La canción es tristona y el mensaje quizás también, pero tiene trampa. La letra homenajea a la Flor de Escocia, los mejores entre los escoceses, los que derrotaron al ejército de Eduardo II cuando nadie daba un duro por ellos. La flor y nata de las Highlands y las Lowlands, lo mejorcito de Escocia, vaya. En la batalla, durante la primera guerra de la independencia de Escocia, los escoceses repelieron al ejército inglés que había invadido su tierra poco antes. La batalla no resultó decisiva y la guerra duró otros 14 años, pero para los escoceses está marcada a fuego en su historia: es de las pocas veces en las que consiguieron enviar de vuelta a casa a su odiado vecino del sur, a los arrogantes ingleses que se han dedicado a hacer la vida imposible a escoceses, galeses e irlandeses aún más que al resto del mundo conocido. Quizás por eso, los escoceses recuerdan cada vez que pueden que en Bannockburn, Robert the Bruce hizo hincar la rodilla a su “Viejo Enemigo” y mando al rey inglés a sus tierras “a pensárselo de nuevo”, según dice la canción. Años antes, por cierto, Robert the Bruce había apoyado en su revuelta a un tal William Wallace, que les sonará.

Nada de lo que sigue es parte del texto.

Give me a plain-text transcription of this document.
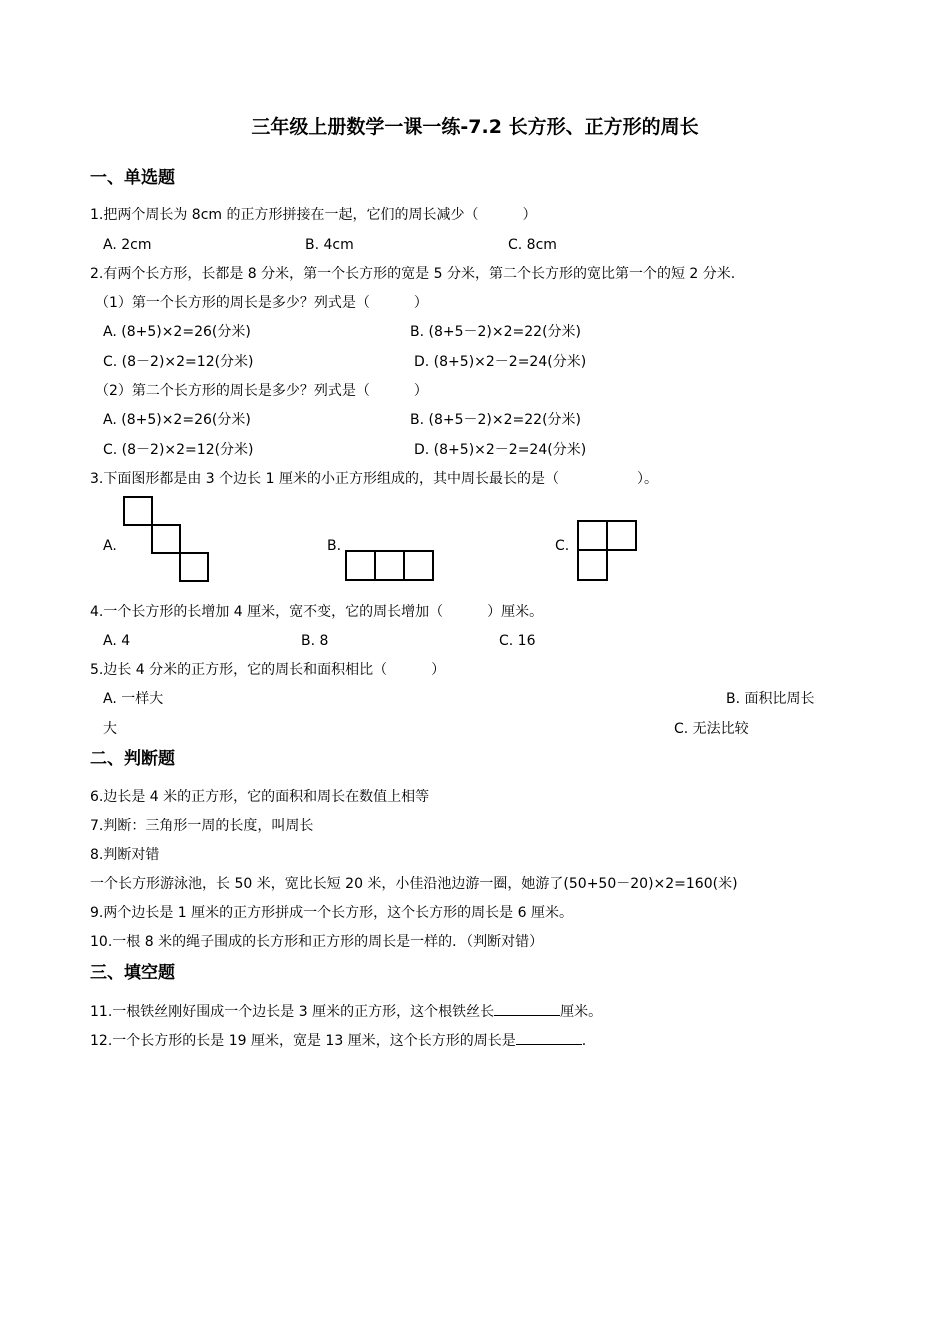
三年级上册数学一课一练-7.2 长方形、正方形的周长
一、单选题
1.把两个周长为 8cm 的正方形拼接在一起，它们的周长减少（	）
A. 2cm	B. 4cm	C. 8cm
2.有两个长方形，长都是 8 分米，第一个长方形的宽是 5 分米，第二个长方形的宽比第一个的短 2 分米.
（1）第一个长方形的周长是多少？列式是（	）
A. (8+5)×2=26(分米)	B. (8+5－2)×2=22(分米)
C. (8－2)×2=12(分米)	D. (8+5)×2－2=24(分米)
（2）第二个长方形的周长是多少？列式是（	）
A. (8+5)×2=26(分米)	B. (8+5－2)×2=22(分米)
C. (8－2)×2=12(分米)	D. (8+5)×2－2=24(分米)
3.下面图形都是由 3 个边长 1 厘米的小正方形组成的，其中周长最长的是（	）。
A.	B.	C.
4.一个长方形的长增加 4 厘米，宽不变，它的周长增加（	）厘米。
A. 4	B. 8	C. 16
5.边长 4 分米的正方形，它的周长和面积相比（	）
A. 一样大	B. 面积比周长
大	C. 无法比较
二、判断题
6.边长是 4 米的正方形，它的面积和周长在数值上相等
7.判断：三角形一周的长度，叫周长
8.判断对错
一个长方形游泳池，长 50 米，宽比长短 20 米，小佳沿池边游一圈，她游了(50+50－20)×2=160(米)
9.两个边长是 1 厘米的正方形拼成一个长方形，这个长方形的周长是 6 厘米。
10.一根 8 米的绳子围成的长方形和正方形的周长是一样的．（判断对错）
三、填空题
11.一根铁丝刚好围成一个边长是 3 厘米的正方形，这个根铁丝长	厘米。
12.一个长方形的长是 19 厘米，宽是 13 厘米，这个长方形的周长是	.
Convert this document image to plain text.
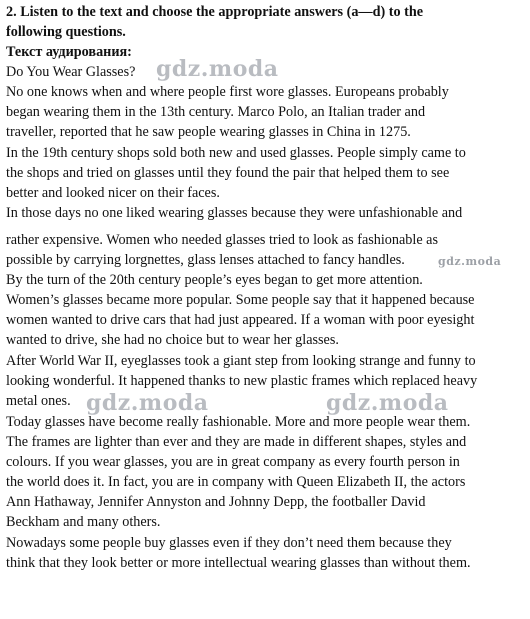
2. Listen to the text and choose the appropriate answers (a—d) to the
following questions.
Текст аудирования:
Do You Wear Glasses?
No one knows when and where people first wore glasses. Europeans probably
began wearing them in the 13th century. Marco Polo, an Italian trader and
traveller, reported that he saw people wearing glasses in China in 1275.
In the 19th century shops sold both new and used glasses. People simply came to
the shops and tried on glasses until they found the pair that helped them to see
better and looked nicer on their faces.
In those days no one liked wearing glasses because they were unfashionable and
rather expensive. Women who needed glasses tried to look as fashionable as
possible by carrying lorgnettes, glass lenses attached to fancy handles.
By the turn of the 20th century people’s eyes began to get more attention.
Women’s glasses became more popular. Some people say that it happened because
women wanted to drive cars that had just appeared. If a woman with poor eyesight
wanted to drive, she had no choice but to wear her glasses.
After World War II, eyeglasses took a giant step from looking strange and funny to
looking wonderful. It happened thanks to new plastic frames which replaced heavy
metal ones.
Today glasses have become really fashionable. More and more people wear them.
The frames are lighter than ever and they are made in different shapes, styles and
colours. If you wear glasses, you are in great company as every fourth person in
the world does it. In fact, you are in company with Queen Elizabeth II, the actors
Ann Hathaway, Jennifer Annyston and Johnny Depp, the footballer David
Beckham and many others.
Nowadays some people buy glasses even if they don’t need them because they
think that they look better or more intellectual wearing glasses than without them.
gdz.moda
gdz.moda
gdz.moda	gdz.moda
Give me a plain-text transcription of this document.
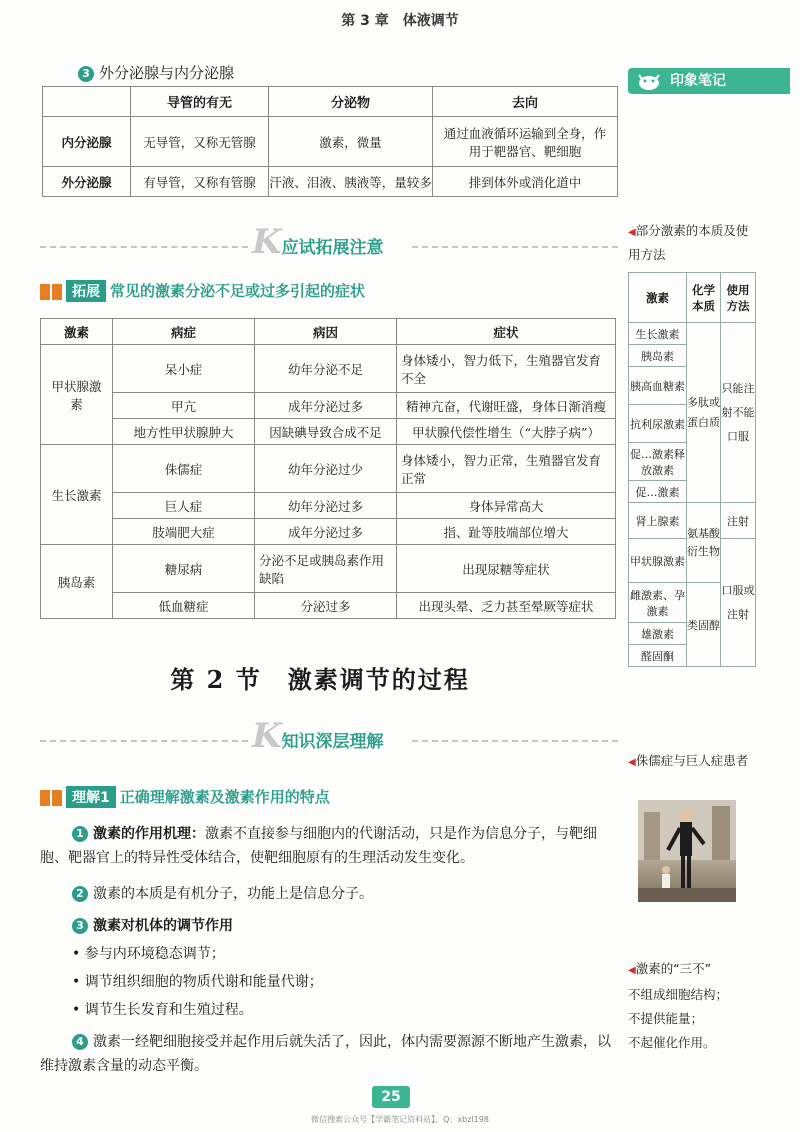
第 3 章　体液调节
3 外分泌腺与内分泌腺	印象笔记
	导管的有无	分泌物	去向
内分泌腺	无导管，又称无管腺	激素，微量	通过血液循环运输到全身，作用于靶器官、靶细胞
外分泌腺	有导管，又称有管腺	汗液、泪液、胰液等，量较多	排到体外或消化道中
K应试拓展注意
拓展 常见的激素分泌不足或过多引起的症状
激素	病症	病因	症状
甲状腺激素	呆小症	幼年分泌不足	身体矮小，智力低下，生殖器官发育不全
	甲亢	成年分泌过多	精神亢奋，代谢旺盛，身体日渐消瘦
	地方性甲状腺肿大	因缺碘导致合成不足	甲状腺代偿性增生（“大脖子病”）
生长激素	侏儒症	幼年分泌过少	身体矮小，智力正常，生殖器官发育正常
	巨人症	幼年分泌过多	身体异常高大
	肢端肥大症	成年分泌过多	指、趾等肢端部位增大
胰岛素	糖尿病	分泌不足或胰岛素作用缺陷	出现尿糖等症状
	低血糖症	分泌过多	出现头晕、乏力甚至晕厥等症状
第 2 节　激素调节的过程
K知识深层理解
理解1 正确理解激素及激素作用的特点
1 激素的作用机理：激素不直接参与细胞内的代谢活动，只是作为信息分子，与靶细胞、靶器官上的特异性受体结合，使靶细胞原有的生理活动发生变化。
2 激素的本质是有机分子，功能上是信息分子。
3 激素对机体的调节作用
• 参与内环境稳态调节；
• 调节组织细胞的物质代谢和能量代谢；
• 调节生长发育和生殖过程。
4 激素一经靶细胞接受并起作用后就失活了，因此，体内需要源源不断地产生激素，以维持激素含量的动态平衡。
◀部分激素的本质及使用方法
激素	化学本质	使用方法
生长激素	多肽或蛋白质	只能注射不能口服
胰岛素		
胰高血糖素		
抗利尿激素		
促…激素释放激素		
促…激素		
肾上腺素	氨基酸衍生物	注射
甲状腺激素		口服或注射
雌激素、孕激素	类固醇	
雄激素		
醛固酮		
◀侏儒症与巨人症患者
◀激素的“三不”
不组成细胞结构；
不提供能量；
不起催化作用。
25
微信搜索公众号【学霸笔记资料站】，Q：xbzl198
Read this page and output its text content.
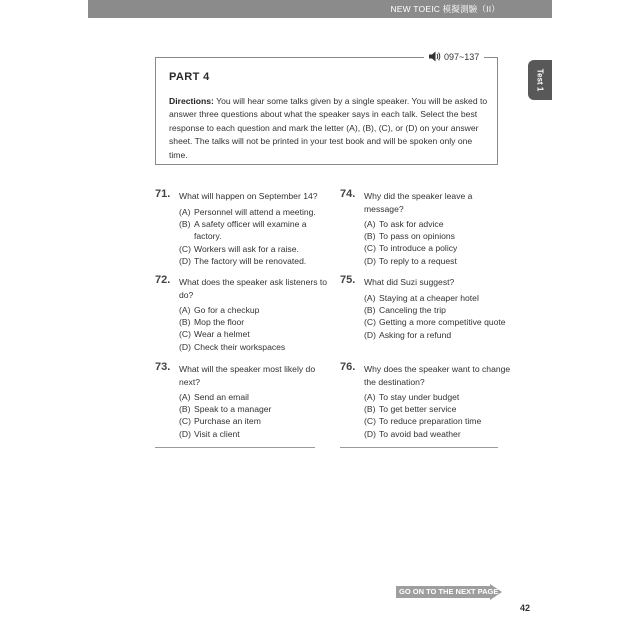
NEW TOEIC 模擬測驗（II）
Test 1
097~137
PART 4
Directions: You will hear some talks given by a single speaker. You will be asked to answer three questions about what the speaker says in each talk. Select the best response to each question and mark the letter (A), (B), (C), or (D) on your answer sheet. The talks will not be printed in your test book and will be spoken only one time.
71. What will happen on September 14?
(A) Personnel will attend a meeting.
(B) A safety officer will examine a factory.
(C) Workers will ask for a raise.
(D) The factory will be renovated.
72. What does the speaker ask listeners to do?
(A) Go for a checkup
(B) Mop the floor
(C) Wear a helmet
(D) Check their workspaces
73. What will the speaker most likely do next?
(A) Send an email
(B) Speak to a manager
(C) Purchase an item
(D) Visit a client
74. Why did the speaker leave a message?
(A) To ask for advice
(B) To pass on opinions
(C) To introduce a policy
(D) To reply to a request
75. What did Suzi suggest?
(A) Staying at a cheaper hotel
(B) Canceling the trip
(C) Getting a more competitive quote
(D) Asking for a refund
76. Why does the speaker want to change the destination?
(A) To stay under budget
(B) To get better service
(C) To reduce preparation time
(D) To avoid bad weather
GO ON TO THE NEXT PAGE
42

Dentro de esta nostalgia casi de perdedor crónico, la canción esconde una amenaza. La letra de la segunda estrofa viene a decir algo así como “el pasado es el pasado y ahí debe quedarse, pero en cualquier momento podemos volver a levantarnos y volver a ser la nación que mandó de vuelta a casa al arrogante ejército del rey Eduardo”. The Corries, bucólicos e inofensivos en apariencia, deslizaron unos versos que, de haberse escrito hace tres o cuatros años en nuestro país, quizás hubiera acabado con el autor de la letra, Roy Williamson, delante de un juez.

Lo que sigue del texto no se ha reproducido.